Folkestone GP practices plan to close doors to new patients amid safety fears
PUBLISHED: 13:59 12 September 2017 | UPDATED: 16:15 12 September 2017
It comes just months after another surgery announced it is set to close in November
Some seven GP practices in Folkestone plan to close their doors to new patients in a bid to maintain safe services.
Central Surgery, Guildhall Street, Hawkinge & Elham, Manor Clinic, The New Surgery, Park Farm Sergery and Sandgate Road Surgery have all taken “unprecedented” action of applying to the local clinical commissioning group for a formal list closure.
The doctors say a national GP crisis has been acutely felt in the seaside town, with a shortage of some 16 full time equivalent GPs.
It comes after Folkestone East Family Practice, which serves nearly 5,000 patients announced earlier this year it was to close in November.
At the time, local Ukip councillors sensationally demanded a ban on all planning applications for housing developments until sufficient health services were available - a demand Shepway District Council swiftly dismissed.
Constituency MP Damian Collins said: “The existing GP practices in the town have made clear that they require extra resources, above and beyond the funding per patient they receive, if they are to take on the responsibility for the care of more people.
“The CCG has offered an initial increase of over 50 per cent for the funding per patient for GP practices in Folkestone, to help with this.
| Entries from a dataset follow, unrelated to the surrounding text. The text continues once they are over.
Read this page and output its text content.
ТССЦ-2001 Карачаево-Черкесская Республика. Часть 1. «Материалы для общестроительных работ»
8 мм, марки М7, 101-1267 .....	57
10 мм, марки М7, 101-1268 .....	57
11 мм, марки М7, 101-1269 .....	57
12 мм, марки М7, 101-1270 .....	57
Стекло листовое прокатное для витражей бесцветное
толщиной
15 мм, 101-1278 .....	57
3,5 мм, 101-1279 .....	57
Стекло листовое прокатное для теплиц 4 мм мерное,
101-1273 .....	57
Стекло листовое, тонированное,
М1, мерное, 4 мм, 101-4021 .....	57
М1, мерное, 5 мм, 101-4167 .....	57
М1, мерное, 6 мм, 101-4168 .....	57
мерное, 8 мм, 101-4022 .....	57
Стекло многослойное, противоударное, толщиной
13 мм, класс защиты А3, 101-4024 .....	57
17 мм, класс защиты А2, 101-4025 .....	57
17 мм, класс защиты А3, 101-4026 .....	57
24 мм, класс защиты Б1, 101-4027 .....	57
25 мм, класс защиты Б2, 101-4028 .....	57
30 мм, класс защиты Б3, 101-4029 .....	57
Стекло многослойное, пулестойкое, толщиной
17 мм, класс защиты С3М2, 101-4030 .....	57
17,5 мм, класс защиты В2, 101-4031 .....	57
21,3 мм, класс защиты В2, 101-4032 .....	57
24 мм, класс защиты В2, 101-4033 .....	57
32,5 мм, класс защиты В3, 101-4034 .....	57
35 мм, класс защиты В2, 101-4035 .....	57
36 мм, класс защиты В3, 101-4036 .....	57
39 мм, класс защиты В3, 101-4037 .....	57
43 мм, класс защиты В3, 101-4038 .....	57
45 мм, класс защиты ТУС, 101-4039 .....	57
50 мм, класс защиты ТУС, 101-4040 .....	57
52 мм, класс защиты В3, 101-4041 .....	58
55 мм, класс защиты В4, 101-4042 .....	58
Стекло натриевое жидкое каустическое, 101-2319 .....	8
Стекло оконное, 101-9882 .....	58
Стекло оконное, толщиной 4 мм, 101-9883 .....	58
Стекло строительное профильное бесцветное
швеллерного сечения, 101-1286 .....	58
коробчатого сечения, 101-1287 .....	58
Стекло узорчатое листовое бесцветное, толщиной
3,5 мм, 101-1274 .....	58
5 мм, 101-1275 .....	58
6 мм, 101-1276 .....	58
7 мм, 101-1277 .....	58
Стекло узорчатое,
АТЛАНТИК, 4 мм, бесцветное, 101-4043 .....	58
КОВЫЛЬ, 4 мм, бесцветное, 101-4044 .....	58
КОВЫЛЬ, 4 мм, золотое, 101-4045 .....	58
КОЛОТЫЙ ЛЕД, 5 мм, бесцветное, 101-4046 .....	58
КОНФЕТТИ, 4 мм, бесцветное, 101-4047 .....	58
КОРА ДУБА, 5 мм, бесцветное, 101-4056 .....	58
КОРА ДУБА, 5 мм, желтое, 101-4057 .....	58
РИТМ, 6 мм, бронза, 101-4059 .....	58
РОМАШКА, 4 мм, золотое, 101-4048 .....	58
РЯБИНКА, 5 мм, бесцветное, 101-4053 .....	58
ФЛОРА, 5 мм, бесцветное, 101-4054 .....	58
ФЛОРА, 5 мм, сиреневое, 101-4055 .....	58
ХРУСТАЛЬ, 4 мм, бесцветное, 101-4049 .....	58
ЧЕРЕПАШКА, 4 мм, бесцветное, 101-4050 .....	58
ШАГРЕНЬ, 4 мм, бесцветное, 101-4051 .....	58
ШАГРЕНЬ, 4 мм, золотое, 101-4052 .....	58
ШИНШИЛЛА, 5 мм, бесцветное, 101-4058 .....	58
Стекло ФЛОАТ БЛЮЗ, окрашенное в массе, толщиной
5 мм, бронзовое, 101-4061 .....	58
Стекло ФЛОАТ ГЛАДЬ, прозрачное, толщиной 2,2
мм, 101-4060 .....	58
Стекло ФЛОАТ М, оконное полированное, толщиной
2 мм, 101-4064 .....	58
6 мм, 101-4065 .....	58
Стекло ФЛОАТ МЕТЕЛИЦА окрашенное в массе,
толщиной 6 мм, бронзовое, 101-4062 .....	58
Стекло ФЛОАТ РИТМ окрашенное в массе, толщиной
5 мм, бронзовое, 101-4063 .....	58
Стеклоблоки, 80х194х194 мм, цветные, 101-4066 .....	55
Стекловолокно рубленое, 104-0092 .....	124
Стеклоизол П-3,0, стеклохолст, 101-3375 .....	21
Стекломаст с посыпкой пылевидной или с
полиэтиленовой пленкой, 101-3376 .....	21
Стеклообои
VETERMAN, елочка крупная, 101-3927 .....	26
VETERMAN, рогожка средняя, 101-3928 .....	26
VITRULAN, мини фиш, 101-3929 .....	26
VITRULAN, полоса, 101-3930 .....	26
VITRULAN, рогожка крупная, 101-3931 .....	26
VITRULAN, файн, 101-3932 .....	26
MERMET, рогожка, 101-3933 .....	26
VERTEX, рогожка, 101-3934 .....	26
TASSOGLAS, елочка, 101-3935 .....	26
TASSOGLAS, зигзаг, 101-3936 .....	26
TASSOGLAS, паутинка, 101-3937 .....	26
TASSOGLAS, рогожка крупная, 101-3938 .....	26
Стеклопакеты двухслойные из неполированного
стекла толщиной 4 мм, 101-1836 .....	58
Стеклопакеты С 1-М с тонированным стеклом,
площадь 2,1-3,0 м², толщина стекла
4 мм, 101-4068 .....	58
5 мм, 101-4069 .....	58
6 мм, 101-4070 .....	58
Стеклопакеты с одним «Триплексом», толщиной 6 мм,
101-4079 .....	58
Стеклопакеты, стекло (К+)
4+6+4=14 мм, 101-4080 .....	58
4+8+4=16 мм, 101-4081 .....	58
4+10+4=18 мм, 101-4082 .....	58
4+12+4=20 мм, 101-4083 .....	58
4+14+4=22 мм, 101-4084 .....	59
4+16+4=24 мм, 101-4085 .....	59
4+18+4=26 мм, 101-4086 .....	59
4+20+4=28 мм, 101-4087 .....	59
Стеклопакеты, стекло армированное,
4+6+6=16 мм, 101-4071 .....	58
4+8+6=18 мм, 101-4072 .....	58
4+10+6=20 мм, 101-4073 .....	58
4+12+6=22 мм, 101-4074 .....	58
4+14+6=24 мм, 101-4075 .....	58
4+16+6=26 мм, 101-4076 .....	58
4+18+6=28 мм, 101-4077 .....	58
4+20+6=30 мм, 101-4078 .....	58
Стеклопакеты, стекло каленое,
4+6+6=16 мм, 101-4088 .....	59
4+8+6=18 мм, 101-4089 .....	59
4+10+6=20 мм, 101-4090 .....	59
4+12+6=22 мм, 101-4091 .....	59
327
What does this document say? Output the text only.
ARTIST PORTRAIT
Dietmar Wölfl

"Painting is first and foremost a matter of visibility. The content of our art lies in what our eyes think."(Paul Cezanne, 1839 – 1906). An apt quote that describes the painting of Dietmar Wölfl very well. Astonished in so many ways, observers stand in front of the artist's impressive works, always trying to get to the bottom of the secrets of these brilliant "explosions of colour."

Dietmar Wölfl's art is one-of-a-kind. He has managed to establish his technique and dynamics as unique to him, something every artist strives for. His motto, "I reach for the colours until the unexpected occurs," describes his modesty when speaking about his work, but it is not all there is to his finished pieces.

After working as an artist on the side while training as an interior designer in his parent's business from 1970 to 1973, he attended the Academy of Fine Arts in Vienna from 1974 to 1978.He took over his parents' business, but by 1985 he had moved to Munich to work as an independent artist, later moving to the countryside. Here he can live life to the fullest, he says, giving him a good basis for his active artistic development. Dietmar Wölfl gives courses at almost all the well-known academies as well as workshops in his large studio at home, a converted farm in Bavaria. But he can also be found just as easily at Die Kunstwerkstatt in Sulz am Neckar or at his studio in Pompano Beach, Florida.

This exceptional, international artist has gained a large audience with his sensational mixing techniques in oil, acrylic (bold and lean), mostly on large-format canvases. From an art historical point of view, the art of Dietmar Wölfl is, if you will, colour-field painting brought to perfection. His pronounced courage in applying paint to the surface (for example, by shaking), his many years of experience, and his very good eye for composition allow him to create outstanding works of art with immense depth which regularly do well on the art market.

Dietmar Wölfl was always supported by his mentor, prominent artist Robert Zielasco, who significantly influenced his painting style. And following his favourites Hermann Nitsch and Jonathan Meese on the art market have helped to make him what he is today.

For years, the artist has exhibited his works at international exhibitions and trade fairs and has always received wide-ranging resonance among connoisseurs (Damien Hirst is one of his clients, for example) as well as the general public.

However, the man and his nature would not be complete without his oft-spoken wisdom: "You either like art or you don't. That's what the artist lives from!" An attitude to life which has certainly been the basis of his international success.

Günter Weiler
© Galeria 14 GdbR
There is an ongoing negotiation between the CCG and the GPs over whether this is enough.
“So far over 1,500 people have been successfully moved from the list of the Folkestone East practice to new surgeries, and all patients must be allocated a new GP, either at an existing practice, or through new doctors being brought in to work in the town.”
A spokesman for South Kent Coast CCG said: “If a GP practice feels it needs to close its patient list over a significant period, it must apply to us so we can consider the potential impact on patients and neighbouring practices and avoid displacing a problem elsewhere.
“We have received applications from seven practices in Folkestone to close their lists to new patients. These applications will be considered by the CCG and we will reply to the practices within 21 days.
“GP services everywhere are under real pressure and this is being felt particularly in Folkestone following the decision of Folkestone East Family Practice to withdraw from its contact from November 1.
“The CCG has a duty to ensure all patients affected by the closure – up to 4,500 people - are able to continue to access local GP services after November 1.
“Some patients will be able to register with one of the four practices that are currently accepting new patients, providing they live in the catchment area.
“The remainder will be allocated to other existing local practices and we are writing to all patients this week to explain this process in detail.
“To support practices to take on new patients, the CCG will pay practices an additional £42.68 per patient to support any additional costs for the first year.
“This compares favourably with other patient distribution investments to recognise the specific issues in Folkestone.
“The CCG is also investing £1.2million (£20 per patient) this year in new services in the town to improve care for local people and reduce the pressure on GP services.”
Steve Inett of the independent Healthwatch Kent added: “We have raised our concerns with South Kent Coastal Clinical Commissioning Group and are waiting for a more detailed response to see what the impact on patients may be.
“As the independent voice for patients in Kent, we have heard about peoples’ experience of Folkestone GP practices.
“We share all the feedback we receive directly with the Care Quality Commission and South Kent Coastal Commissioning Group in order to improve services.
“We would encourage anybody who has tried to get a GP appointment to share their experience with us. We will anonymise your experience and use it to help improve the service.”
Last month it emerged that Kent was set to benefit from an influx of dozens more GPs from overseas, however the British Medical Association warned the plans “do not go far enough”.